Dear Inauguration boycotters: Running away is not resistance

Democratic Rep. Luis Gutierrez is one of many Dem lawmakers protesting Donald Trump's inauguration. What are they really trying to accomplish? (Photo via AP)

Democratic Rep. Luis Gutierrez is one of many Dem lawmakers protesting Donald Trump’s inauguration. What are they really trying to accomplish? (Photo via AP)

The list is growing.

56 Democratic members of Congress will boycott Donald Trump’s inauguration on Friday.

Their rationales vary.

Some Democrats are staying away because they believe Trump is an “illegitimate” president spawned from Russian hacking. Others are protesting Trump’s comments on women and minorities. Rep. Barbara Lee (D-CA) says she will be “organizing.” Rep. Karen Bass (D-CA) is not attending because… Twitter told her not to.

Regardless, there’s a basic, pathetic quality to this boycott. It is a very bad strategy. Just as an army does not win by retreating from the shaped battlefield, politicians do not win by abandoning governance. Only insurgents can wage successful war by avoiding fixed battle. But in political terms, the insurgents are the liberal advocacy groups. Democratic members of Congress are officials empowered to make law. By retreating from the inauguration, Democrats will accomplish only one policy objective. They will incline Trump towards partisanship and thus reduce their own ability to affect the law.

We can be confident of this. After all, Mr. Trump is well known for his immodest conception of self. By insulting Trump and his supporters, Trump may respond by actively working to hurt Democratic Party interests. And that speaks to a broader point. Democrats are wasting an opportunity.

For all his bluster, Trump prides himself on being a “dealmaker.” Trump frequently remarks on his expectations of compromise. He recognizes that politics is a give-and-take process in a democracy. But by distancing themselves from the many Democratic members of Congress who will attend the inauguration, Democrat boycotters are hurting their own influence going forward. Consider, for example, who Trump is more likely to listen to, Democrats who attended his inauguration or Democrats who publicly did not?

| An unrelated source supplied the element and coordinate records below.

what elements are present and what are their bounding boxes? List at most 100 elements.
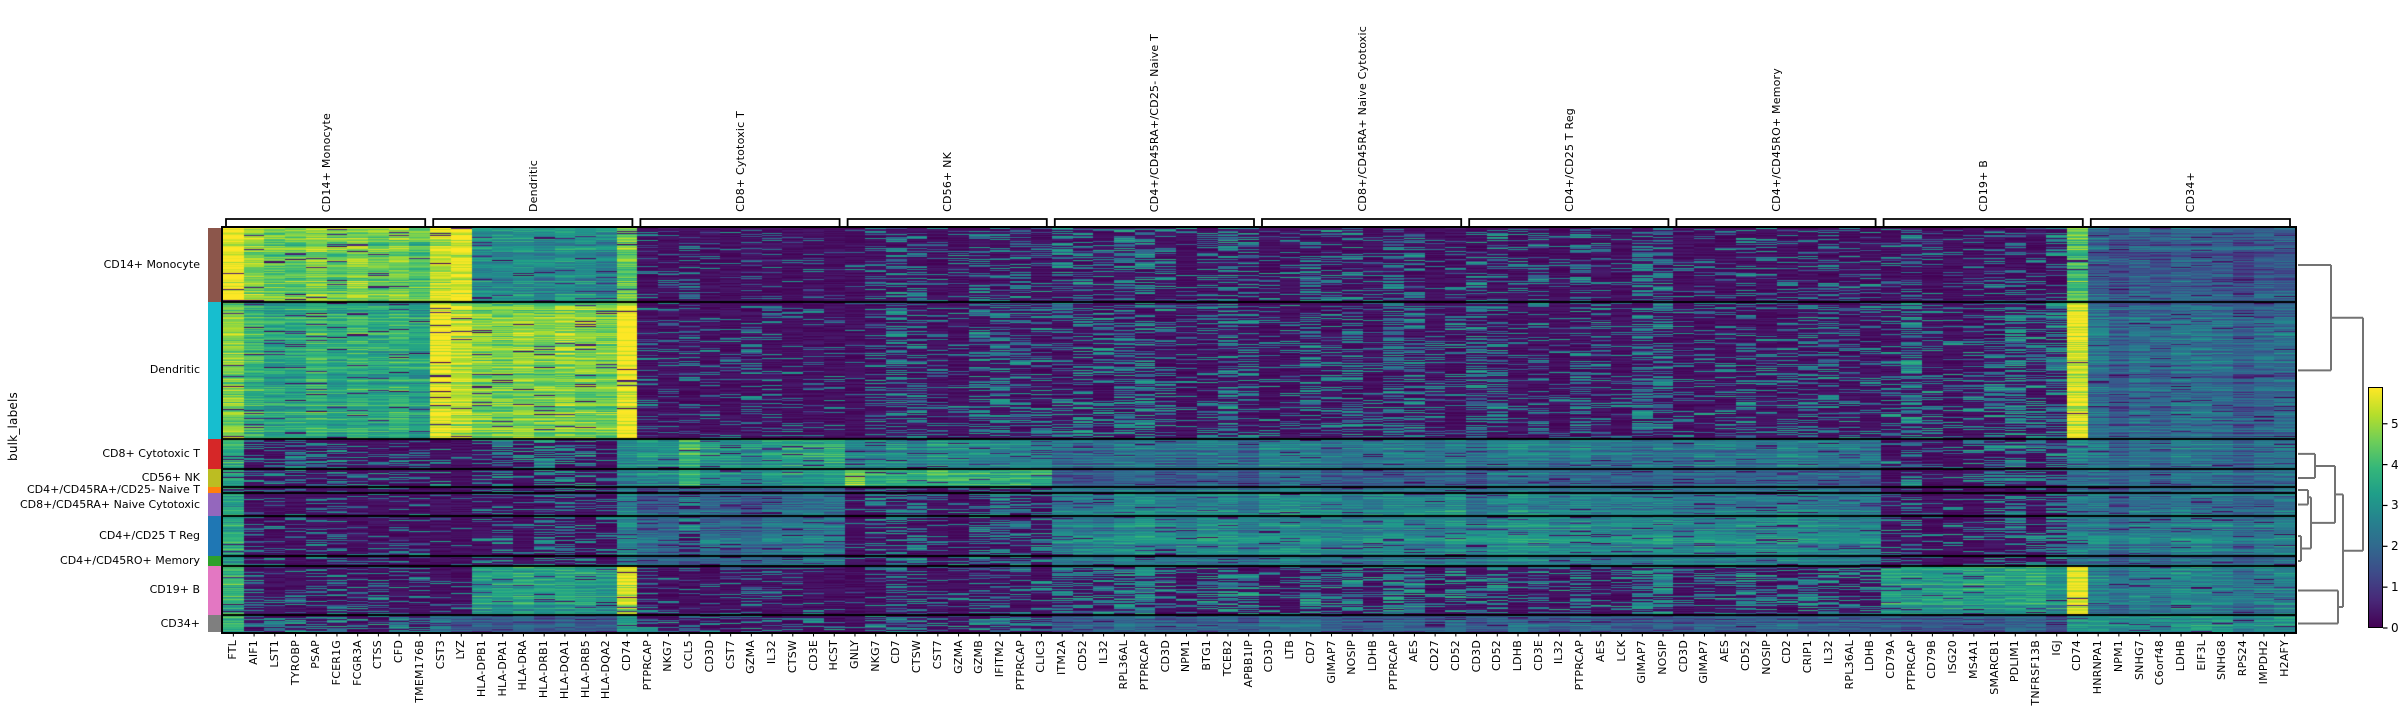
column-group-bracket	[225, 218, 427, 227]
gene-label: CD52	[1448, 640, 1462, 671]
row-group-color-swatch	[208, 438, 221, 469]
row-group-color-swatch	[208, 468, 221, 487]
gene-label: GZMA	[951, 640, 965, 674]
column-group-bracket	[846, 218, 1048, 227]
colorbar-tick-label: 2	[2391, 539, 2399, 554]
gene-label: RPL36AL	[1842, 640, 1856, 690]
gene-label: ISG20	[1946, 640, 1960, 674]
row-group-color-swatch	[208, 565, 221, 616]
column-group-label: CD4+/CD25 T Reg	[1562, 108, 1576, 212]
gene-label: APBB1IP	[1241, 640, 1255, 688]
gene-label: CD3E	[806, 640, 820, 671]
column-group-bracket	[432, 218, 634, 227]
row-group-color-swatch	[208, 486, 221, 493]
gene-label: CTSW	[785, 640, 799, 674]
gene-label: CTSW	[910, 640, 924, 674]
colorbar-tick-label: 5	[2391, 416, 2399, 431]
gene-label: BTG1	[1200, 640, 1214, 671]
column-group-bracket	[639, 218, 841, 227]
heatmap-canvas	[223, 228, 2295, 632]
gene-label: TNFRSF13B	[2029, 640, 2042, 706]
gene-label: HLA-DRA	[516, 640, 530, 691]
colorbar	[2368, 387, 2383, 628]
gene-label: CTSS	[371, 640, 385, 670]
gene-label: LYZ	[454, 640, 468, 660]
gene-label: CST7	[930, 640, 944, 670]
row-group-color-swatch	[208, 228, 221, 302]
gene-label: LDHB	[1365, 640, 1379, 672]
gene-label: GIMAP7	[1635, 640, 1649, 684]
row-group-label: CD19+ B	[149, 583, 200, 597]
gene-label: AES	[1718, 640, 1732, 663]
gene-label: CCL5	[682, 640, 696, 670]
gene-label: TCEB2	[1220, 640, 1234, 677]
gene-label: AES	[1407, 640, 1421, 663]
gene-label: LCK	[1614, 640, 1628, 662]
gene-label: CRIP1	[1801, 640, 1815, 674]
gene-label: PDLIM1	[2008, 640, 2022, 683]
gene-label: NPM1	[1179, 640, 1193, 673]
gene-label: CD52	[1075, 640, 1089, 671]
gene-label: LDHB	[2174, 640, 2188, 672]
gene-label: CD74	[2070, 640, 2084, 671]
column-group-bracket	[1675, 218, 1877, 227]
gene-label: PTPRCAP	[1904, 640, 1918, 691]
row-group-label: CD34+	[160, 616, 200, 630]
gene-label: IL32	[765, 640, 779, 665]
gene-label: HLA-DPB1	[475, 640, 488, 698]
gene-label: CD3D	[1262, 640, 1276, 673]
gene-label: CD3D	[1158, 640, 1172, 673]
gene-label: CLIC3	[1034, 640, 1048, 673]
row-group-label: CD14+ Monocyte	[103, 257, 200, 271]
column-group-label: CD34+	[2184, 171, 2198, 212]
column-group-bracket	[1053, 218, 1255, 227]
column-group-label: CD8+/CD45RA+ Naive Cytotoxic	[1355, 26, 1369, 212]
gene-label: CD3D	[1676, 640, 1690, 673]
gene-label: TYROBP	[288, 640, 302, 686]
gene-label: CD7	[889, 640, 903, 664]
column-group-label: Dendritic	[526, 160, 540, 212]
row-group-label: CD8+ Cytotoxic T	[102, 446, 200, 460]
gene-label: CD79B	[1925, 640, 1939, 679]
gene-label: CD74	[620, 640, 634, 671]
gene-label: PTPRCAP	[1386, 640, 1400, 691]
gene-label: FCGR3A	[350, 640, 364, 686]
column-group-bracket	[2089, 218, 2291, 227]
gene-label: PTPRCAP	[1013, 640, 1027, 691]
gene-label: HLA-DRB1	[537, 640, 551, 699]
gene-label: CD3D	[1469, 640, 1483, 673]
gene-label: CD3D	[702, 640, 716, 673]
gene-label: IMPDH2	[2256, 640, 2270, 685]
gene-label: RPS24	[2236, 640, 2250, 677]
gene-label: NOSIP	[1345, 640, 1359, 675]
row-group-label: CD56+ NK	[141, 470, 200, 484]
gene-label: CST7	[723, 640, 737, 670]
gene-label: NOSIP	[1759, 640, 1773, 675]
row-group-color-swatch	[208, 516, 221, 557]
gene-label: ITM2A	[1055, 640, 1069, 675]
gene-label: AES	[1593, 640, 1607, 663]
row-group-label: CD8+/CD45RA+ Naive Cytotoxic	[19, 497, 200, 511]
gene-label: FTL	[226, 640, 240, 660]
row-group-color-swatch	[208, 493, 221, 517]
gene-label: PSAP	[309, 640, 323, 669]
row-group-color-swatch	[208, 615, 221, 632]
gene-label: PTPRCAP	[1573, 640, 1587, 691]
gene-label: GIMAP7	[1697, 640, 1711, 684]
gene-label: IGJ	[2049, 640, 2063, 656]
gene-label: MS4A1	[1966, 640, 1980, 679]
column-group-bracket	[1882, 218, 2084, 227]
gene-label: CFD	[392, 640, 406, 664]
gene-label: LST1	[267, 640, 281, 668]
row-group-label: Dendritic	[149, 363, 200, 377]
gene-label: IL32	[1821, 640, 1835, 665]
gene-label: PTPRCAP	[640, 640, 654, 691]
row-group-label: CD4+/CD25 T Reg	[99, 529, 200, 543]
gene-label: GZMB	[972, 640, 986, 674]
gene-label: CD3E	[1531, 640, 1545, 671]
gene-label: PTPRCAP	[1138, 640, 1152, 691]
colorbar-tick-label: 0	[2391, 621, 2399, 635]
gene-label: TMEM176B	[412, 640, 426, 703]
column-group-label: CD4+/CD45RO+ Memory	[1770, 68, 1783, 212]
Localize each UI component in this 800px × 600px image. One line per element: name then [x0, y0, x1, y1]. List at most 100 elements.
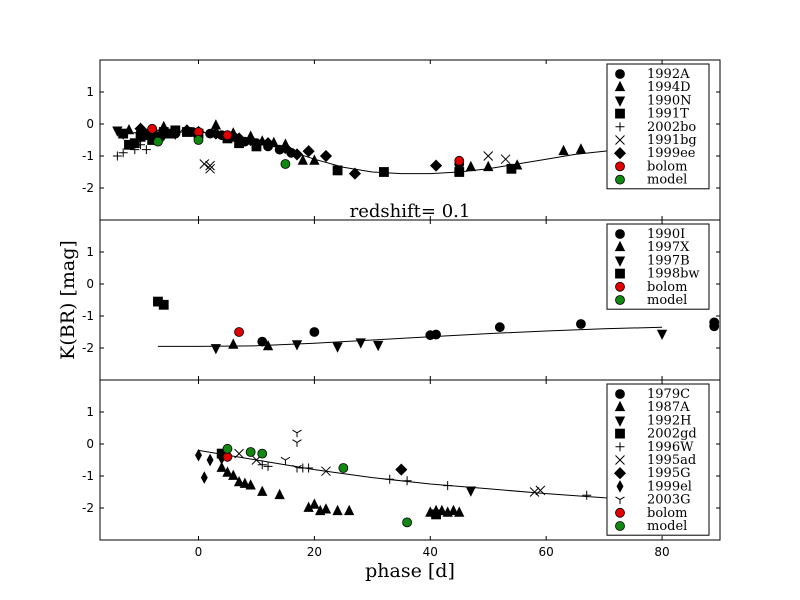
data-point-1987A	[320, 503, 332, 514]
y-tick-label: -2	[82, 341, 94, 355]
data-point-1991bg	[205, 163, 215, 174]
data-point-1987A	[454, 506, 465, 517]
data-point-1987A	[257, 485, 268, 496]
legend-marker-1999ee	[613, 147, 627, 160]
data-point-1997B	[372, 340, 384, 352]
legend-label-model: model	[647, 293, 687, 308]
data-point-1987A	[216, 461, 227, 472]
series-2003G	[280, 429, 302, 473]
legend-label-1992A: 1992A	[647, 67, 690, 82]
data-point-model	[153, 136, 163, 147]
data-point-bolom	[454, 155, 465, 166]
legend-label-1995ad: 1995ad	[647, 453, 696, 468]
data-point-1996W	[257, 460, 267, 470]
legend-marker-1999el	[616, 480, 624, 493]
legend-label-1997B: 1997B	[647, 253, 690, 268]
data-point-1997X	[228, 338, 239, 349]
data-point-2002bo	[141, 145, 151, 155]
legend-label-1995G: 1995G	[647, 466, 690, 481]
data-point-1991T	[506, 163, 517, 174]
x-tick-label: 60	[539, 545, 554, 559]
legend-marker-1997X	[614, 240, 626, 252]
legend-label-1992H: 1992H	[647, 413, 691, 428]
data-point-1996W	[582, 490, 592, 500]
data-point-1999ee	[290, 148, 304, 161]
legend-marker-1990N	[614, 96, 626, 107]
legend-marker-model	[615, 295, 625, 305]
legend-marker-1996W	[615, 442, 625, 452]
y-tick-label: 0	[86, 277, 94, 291]
legend-box-middle	[606, 223, 710, 310]
data-point-1995G	[395, 463, 408, 476]
data-point-1995ad	[535, 485, 546, 496]
data-point-1996W	[263, 461, 273, 471]
legend-marker-1987A	[614, 400, 626, 412]
legend-marker-2002bo	[615, 122, 625, 132]
data-point-1997B	[355, 338, 366, 349]
data-point-1991T	[118, 128, 129, 139]
data-point-1987A	[344, 504, 355, 516]
y-tick-label: 0	[86, 437, 94, 451]
y-tick-label: -2	[82, 501, 94, 515]
data-point-1987A	[448, 504, 459, 516]
data-point-1990I	[257, 336, 268, 347]
legend-label-bolom: bolom	[647, 280, 687, 295]
legend-label-1994D: 1994D	[647, 80, 691, 95]
series-1991bg	[199, 151, 511, 177]
data-point-1987A	[274, 488, 285, 500]
data-point-1992H	[465, 486, 476, 497]
data-point-1987A	[239, 477, 251, 488]
data-point-1991bg	[205, 160, 215, 171]
legend-label-model: model	[647, 519, 687, 534]
y-tick-label: 1	[86, 405, 94, 419]
legend-label-1990N: 1990N	[647, 93, 691, 108]
data-point-model	[222, 443, 233, 454]
data-point-1999ee	[232, 132, 246, 145]
series-1990I	[257, 317, 720, 347]
legend-label-1999ee: 1999ee	[647, 146, 696, 161]
data-point-1994D	[575, 143, 587, 154]
data-point-1994D	[483, 160, 494, 172]
data-point-1999ee	[302, 145, 315, 158]
data-point-1999el	[206, 453, 214, 467]
data-point-1996W	[304, 463, 314, 473]
legend-label-1997X: 1997X	[647, 240, 690, 255]
series-2002bo	[112, 140, 151, 161]
legend-marker-1991T	[615, 108, 625, 119]
data-point-1991T	[251, 141, 262, 152]
x-tick-label: 40	[423, 545, 438, 559]
model-curve-middle	[157, 326, 663, 347]
data-point-1991bg	[199, 159, 210, 169]
data-point-1987A	[332, 504, 343, 516]
data-point-1999ee	[209, 127, 222, 140]
legend-marker-1979C	[615, 389, 625, 399]
data-point-1987A	[228, 469, 239, 480]
data-point-1991bg	[500, 154, 511, 165]
data-point-1997B	[291, 340, 303, 351]
series-1997B	[210, 329, 668, 355]
data-point-bolom	[234, 327, 244, 337]
legend-marker-2002gd	[615, 428, 625, 439]
data-point-1999ee	[261, 137, 275, 150]
data-point-1999ee	[319, 149, 333, 163]
data-point-1997B	[656, 329, 668, 340]
data-point-1991T	[454, 167, 465, 177]
y-tick-label: -1	[82, 469, 94, 483]
data-point-model	[245, 447, 256, 457]
data-point-2002bo	[130, 145, 140, 155]
series-1998bw	[153, 296, 169, 310]
y-axis-title: K(BR) [mag]	[57, 240, 79, 360]
data-point-1996W	[385, 474, 395, 484]
data-point-1996W	[402, 476, 412, 486]
legend-label-2002gd: 2002gd	[647, 427, 697, 442]
series-1996W	[257, 460, 592, 500]
data-point-1999ee	[180, 124, 193, 137]
data-point-1995ad	[321, 466, 331, 477]
data-point-1987A	[233, 476, 245, 487]
data-point-model	[402, 517, 413, 528]
legend-label-1991T: 1991T	[647, 107, 689, 122]
data-point-2003G	[292, 429, 302, 438]
legend-label-1996W: 1996W	[647, 440, 694, 455]
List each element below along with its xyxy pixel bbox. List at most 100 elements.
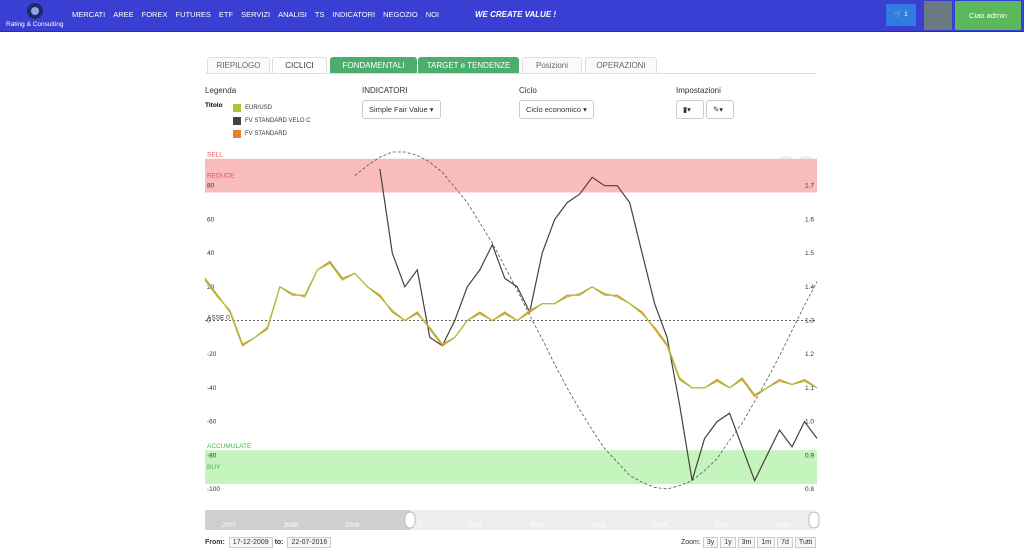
y-tick-label: 60 [207,216,215,223]
y-tick-label: -60 [207,419,217,426]
tools-button[interactable]: ✎▾ [706,100,734,119]
cycle-dropdown[interactable]: Ciclo economico ▾ [519,100,594,119]
y-tick-label: -80 [207,452,217,459]
settings-button[interactable]: ▮▾ [676,100,704,119]
settings-title: Impostazioni [676,86,721,95]
legend-label: Titolo [205,102,223,109]
from-input[interactable]: 17-12-2009 [228,537,273,548]
to-input[interactable]: 22-07-2016 [287,537,332,548]
user-menu[interactable]: Ciao admin [955,1,1021,30]
menu-item[interactable]: AREE [113,10,134,19]
zoom-button[interactable]: 1m [757,537,776,548]
legend-text: FV STANDARD VELO C [245,117,311,124]
tab-rule [205,73,817,74]
tab[interactable]: TARGET e TENDENZE [418,57,519,74]
legend-item: FV STANDARD VELO C [233,114,311,127]
navigator-year: 2009 [345,522,360,529]
y2-tick-label: 1.4 [805,284,814,291]
legend-item: EUR/USD [233,101,311,114]
menu-item[interactable]: ANALISI [278,10,307,19]
y-tick-label: 80 [207,183,215,190]
navigator-year: 2016 [776,522,791,529]
zoom-button[interactable]: 7d [777,537,793,548]
cart-count: 1 [904,11,908,18]
navigator-year: 2011 [468,522,482,529]
menu-item[interactable]: SERVIZI [241,10,271,19]
menu-item[interactable]: ETF [218,10,234,19]
y-tick-label: -20 [207,351,217,358]
y2-tick-label: 1.1 [805,385,814,392]
navigator-left [205,510,410,530]
tab[interactable]: RIEPILOGO [207,57,270,74]
avatar[interactable] [924,1,952,30]
tab[interactable]: FONDAMENTALI [330,57,417,74]
legend-text: EUR/USD [245,104,273,111]
cart-button[interactable]: 🛒 1 [886,4,916,26]
y2-tick-label: 1.2 [805,351,814,358]
cycle-line [354,151,818,490]
navigator-handle[interactable] [808,511,820,529]
y2-tick-label: 0.9 [805,452,814,459]
y2-tick-label: 0.8 [805,486,814,493]
legend-swatch [233,129,241,138]
menu-item[interactable]: NEGOZIO [383,10,418,19]
zone-label: BUY [207,464,221,471]
navbar: Rating & Consulting MERCATI AREE FOREX FUTU… [0,0,1024,32]
y2-tick-label: 1.0 [805,419,814,426]
legend-swatch [233,103,241,112]
menu-item[interactable]: FOREX [141,10,168,19]
tab[interactable]: Posizioni [522,57,582,74]
zone-label: SELL [207,152,223,159]
legend-text: FV STANDARD [245,130,287,137]
y2-tick-label: 1.6 [805,216,814,223]
menu: MERCATI AREE FOREX FUTURES ETF SERVIZI ANALISI… [72,10,439,19]
y2-tick-label: 1.7 [805,183,814,190]
menu-item[interactable]: INDICATORI [332,10,376,19]
indicator-dropdown[interactable]: Simple Fair Value ▾ [362,100,441,119]
menu-item[interactable]: FUTURES [175,10,211,19]
zoom-button[interactable]: Tutti [794,537,817,548]
series-line [379,168,818,483]
tab[interactable]: CICLICI [272,57,327,74]
legend-swatch [233,116,241,125]
zoom: Zoom: 3y 1y 3m 1m 7d Tutti [681,537,817,548]
y2-tick-label: 1.3 [805,318,814,325]
zoom-button[interactable]: 1y [720,537,736,548]
brand: Rating & Consulting [6,21,64,28]
zone-label: ACCUMULATE [207,443,252,450]
logo [27,3,43,19]
series-line [204,262,818,396]
indicator-value: Simple Fair Value [369,105,428,114]
y2-tick-label: 1.5 [805,250,814,257]
menu-item[interactable]: MERCATI [72,10,106,19]
menu-item[interactable]: NOI [425,10,440,19]
navigator-handle[interactable] [404,511,416,529]
cycle-value: Ciclo economico [526,105,582,114]
zone [205,450,817,484]
navigator-year: 2015 [714,522,729,529]
indicators-title: INDICATORI [362,86,408,95]
navigator-right [410,510,815,530]
zone-label: REDUCE [207,173,235,180]
zoom-button[interactable]: 3y [702,537,719,548]
navigator-year: 2012 [530,522,545,529]
zoom-button[interactable]: 3m [737,537,756,548]
navigator-year: 2013 [591,522,606,529]
cycle-title: Ciclo [519,86,537,95]
tab[interactable]: OPERAZIONI [585,57,657,74]
from-label: From: [205,539,225,546]
range-selector: From: 17-12-2009 to: 22-07-2016 [205,537,332,548]
zero-label: ASSE 0 [207,315,230,322]
series-line [204,260,818,398]
to-label: to: [274,539,284,546]
zoom-label: Zoom: [681,539,701,546]
legend: EUR/USD FV STANDARD VELO C FV STANDARD [233,101,311,140]
menu-item[interactable]: TS [314,10,325,19]
slogan: WE CREATE VALUE ! [475,10,557,19]
legend-title: Legenda [205,86,237,95]
legend-item: FV STANDARD [233,127,311,140]
y-tick-label: 40 [207,250,215,257]
navigator-year: 2014 [653,522,668,529]
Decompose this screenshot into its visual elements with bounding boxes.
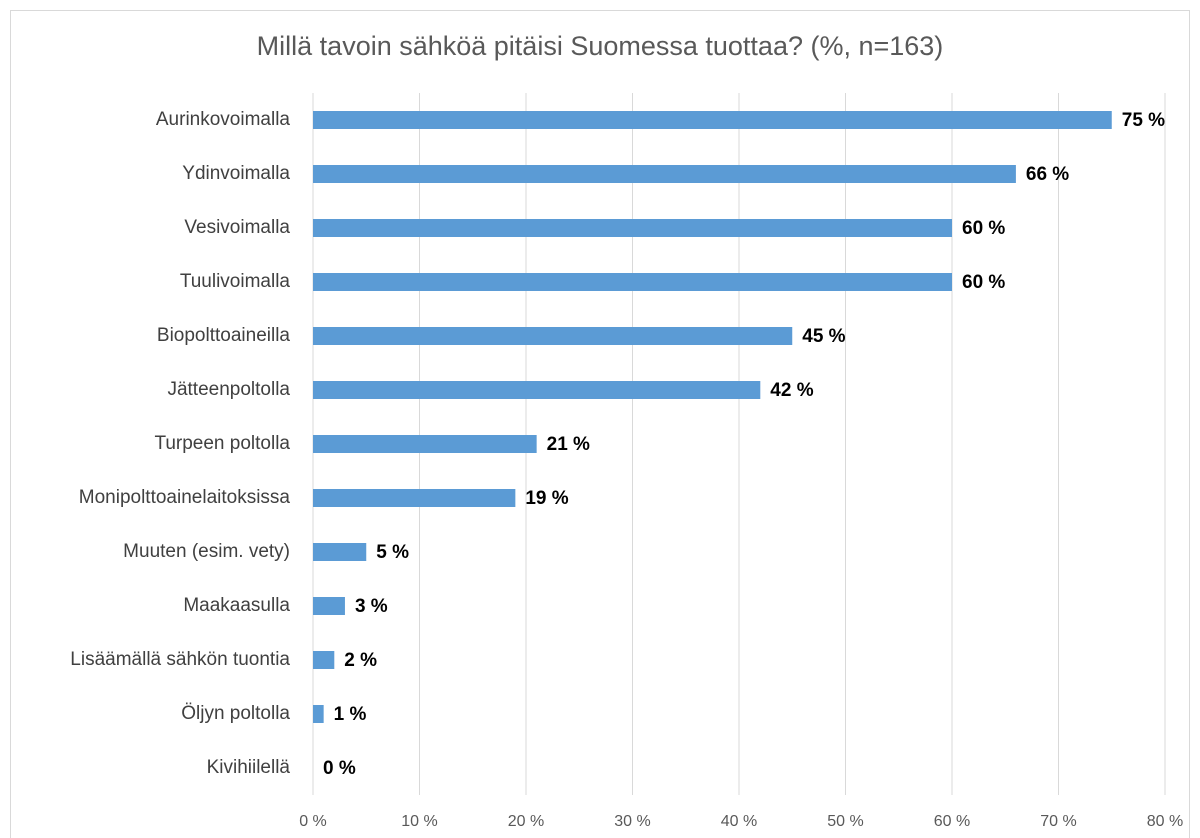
y-tick-label: Tuulivoimalla — [180, 271, 291, 292]
bar — [313, 651, 335, 669]
y-tick-label: Jätteenpoltolla — [167, 379, 290, 400]
y-tick-label: Muuten (esim. vety) — [123, 541, 290, 562]
y-tick-label: Turpeen poltolla — [154, 433, 290, 454]
x-tick-label: 50 % — [827, 813, 863, 830]
y-tick-label: Vesivoimalla — [184, 217, 290, 238]
bar — [313, 489, 516, 507]
bar — [313, 543, 367, 561]
x-tick-label: 40 % — [721, 813, 757, 830]
bar — [313, 219, 952, 237]
y-tick-label: Lisäämällä sähkön tuontia — [70, 649, 290, 670]
x-tick-label: 20 % — [508, 813, 544, 830]
data-label: 0 % — [323, 758, 356, 779]
y-tick-label: Aurinkovoimalla — [156, 109, 291, 130]
bar — [313, 273, 952, 291]
y-tick-label: Biopolttoaineilla — [157, 325, 291, 346]
bar — [313, 597, 345, 615]
data-label: 2 % — [344, 650, 377, 671]
y-tick-label: Kivihiilellä — [207, 757, 291, 778]
chart-frame — [10, 10, 1190, 838]
bar — [313, 705, 324, 723]
chart-title: Millä tavoin sähköä pitäisi Suomessa tuo… — [257, 31, 944, 61]
data-label: 21 % — [547, 434, 590, 455]
data-label: 45 % — [802, 326, 845, 347]
data-label: 75 % — [1122, 110, 1165, 131]
y-tick-label: Öljyn poltolla — [181, 703, 290, 724]
x-tick-label: 30 % — [614, 813, 650, 830]
bar — [313, 165, 1016, 183]
bar — [313, 381, 761, 399]
bar — [313, 327, 793, 345]
y-tick-label: Ydinvoimalla — [182, 163, 290, 184]
x-tick-label: 70 % — [1040, 813, 1076, 830]
y-tick-label: Maakaasulla — [183, 595, 290, 616]
data-label: 1 % — [334, 704, 367, 725]
bar — [313, 435, 537, 453]
data-label: 42 % — [770, 380, 813, 401]
y-tick-label: Monipolttoainelaitoksissa — [79, 487, 291, 508]
x-tick-label: 80 % — [1147, 813, 1183, 830]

Personal relationships and mutual respect are immensely important in politics. The boycott brigade says it will protect liberal policies. Its strategy will accomplish the opposite.

Of course, another reason this boycott is so silly is its political immorality. The vast majority of Americans expect our national politicians to come together on Inauguration Day. We do so because we recognize that while our political battles are often fierce, the outcome – democracy and the empowered will of the people – is exceptional. That’s why the Bushes and the Clintons, who Trump has repeatedly and ferociously criticized, are attending Friday’s event. They don’t like Trump. Not one iota. But they know that their attendance is expected.

Still, even if Democrats don’t care about Inauguration Day’s political morality, they should consider who they’ll alienate by this boycott. For one, many Democrats. Remember, many Democrats in the upper mid-west voted for Donald Trump. Those votes put Trump in the Oval Office waiting room. Correspondingly, witnessing an effort by Democrats to refuse Trump even the chance to succeed, some Democratic voters will lean towards becoming Republicans. And if Democrats intend to return to power two years from now, they need these voters.

This boycott is the wrong strategy at the wrong time in the wrong place for the wrong people.